Don't think that everything will be fine after taking the certificate. In the past two months, I met a coach with dual certificates who was rehabilitating members with level 2 meniscus injuries. He made people squat against the wall without assessing the strength pattern of the quadriceps muscles. After practicing for half a month, the pain was so bad that I couldn't go downstairs. In the end, I went to the rehabilitation department of the hospital for two months to adjust. In the final analysis, this thing is a skills certification, not a gold medal for immunity from death. It is useless to memorize the starting and ending points of muscles and the evaluation process. You have to really touch a hundred different shoulders and see a hundred different arches of the feet to quickly determine whether the other person's problem is a congenital bone problem or whether it is a result of sitting with one's legs crossed for a long time. I generally recommend that when taking exams, you should use your colleagues and friends as models, and do more practical assessments. The teacher will give you a pelvic adjustment on the spot, which is more useful than memorizing the knowledge points of the online class ten times.

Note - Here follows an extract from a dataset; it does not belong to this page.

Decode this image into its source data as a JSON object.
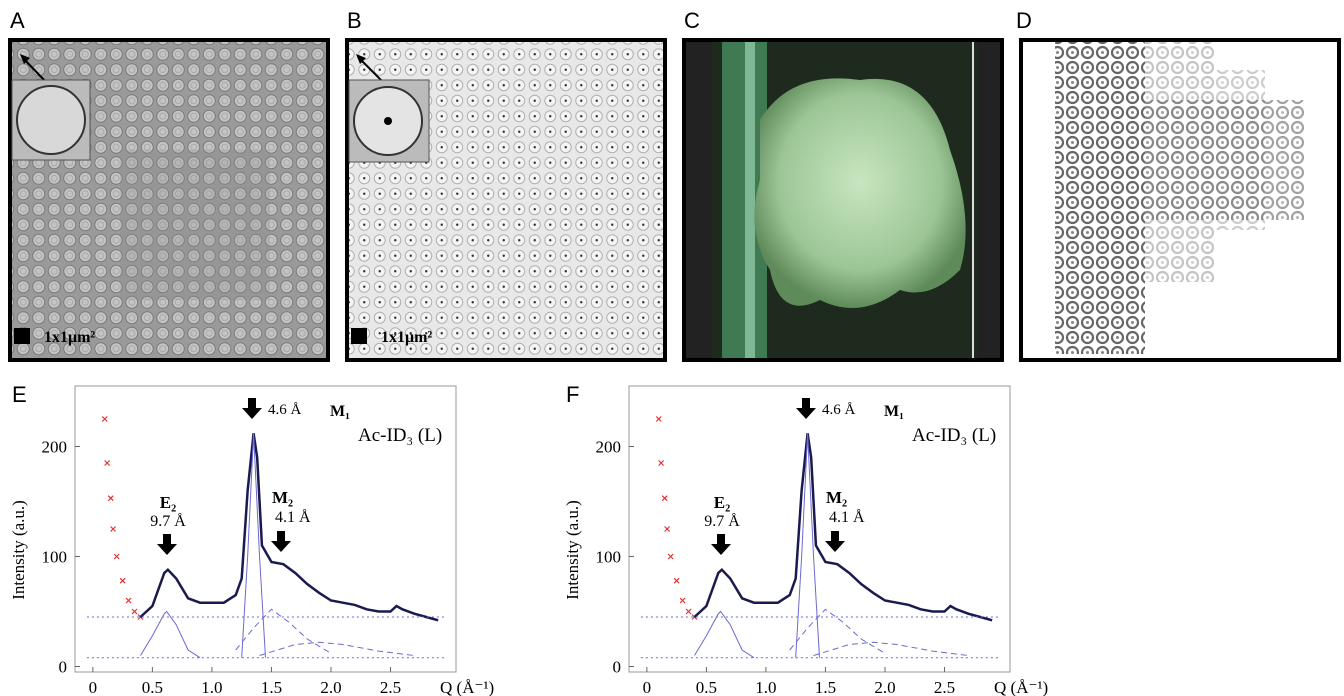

If you happen to be teaching members who often have minor injuries, don't know how to plan for members with old injuries, or want to increase the class fee and can't find a way to make it, it is really cost-effective to take this certification. But if you don’t even understand the basic anatomy knowledge, and you can’t even distinguish between the quadriceps and hamstrings, you’d better lay a solid foundation first. Otherwise, even if you get the certificate, you will still be a “certificate slave” who only knows how to go through the process, and you will still be confused when you encounter problems.